The program looks forward to continued engagement with the CFTC and committee members as institutions deploy blockchain technology.
Michael Piwowar on 'Bulls, Bears, and Blockchain’ Roundtable
Michael Piwowar, executive vice president of MI Finance, spoke on Baker Hostetler’s “Bulls, Bears, and Blockchain” roundtable with fellow former Securities and Exchange Commission (SEC) commissioners Paul Atkins, Daniel Gallagher, and Troy Paredes. The conversation focused on the SEC’s approach to digital asset regulation and enforcement, the SEC’s stance on AI, and the future of administrative proceedings at the commission.
Piwowar discussed the cases where he sees digital assets and tokens behaving most clearly like securities. He referred to a 2017 SEC investigative report, which examined a decentralized autonomous organization (DAO) engaging in crowdfunding through an initial coin offering (ICO). The report found that, through the lens of the Howey Test, the DAO tokens were securities. Piwowar continued, saying that in the case of many ICOs, the Howey Test can easily be applied, as the DAO was selling an investment of money in a common enterprise to investors with the expectation of profit to be derived from the entrepreneurial or managerial efforts of the DAO.
Piwowar said he agrees with applying the Howey Test to traditional capital-raising activities done with digital assets. However, Piwowar noted that once tokens are used for broader purposes, such as international payment settlement, the Howey Test may not be appropriate, creating a need for Congress to take legislative action.

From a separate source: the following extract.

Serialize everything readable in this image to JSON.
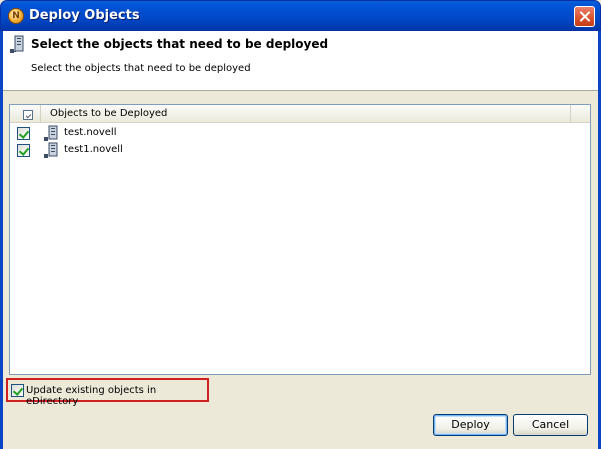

Piwowar cited the recent ruling in the years-long case between Ripple and the SEC, which presented a loss for the SEC. Ripple is a real-time decentralized gross settlement system, currency exchange, and remittance network open to global financial institutions that use the XRP token. The ruling decided that $728.9 million of Ripple’s initial sales to hedge funds and other sophisticated investors constituted unregistered securities offerings, validating one of the SEC’s claims. However, US District Judge Analisa Torres also ruled that Ripple’s XRP sales on public cryptocurrency platforms do not constitute offers of securities because purchasers did not have a reasonable expectation of profit tied to the company’s efforts. Although this ruling gave major US platforms the confidence to relist the XRP token on their platforms, other speakers at the roundtable speculated that the Ripple case may likely be appealed by the SEC for a different outcome.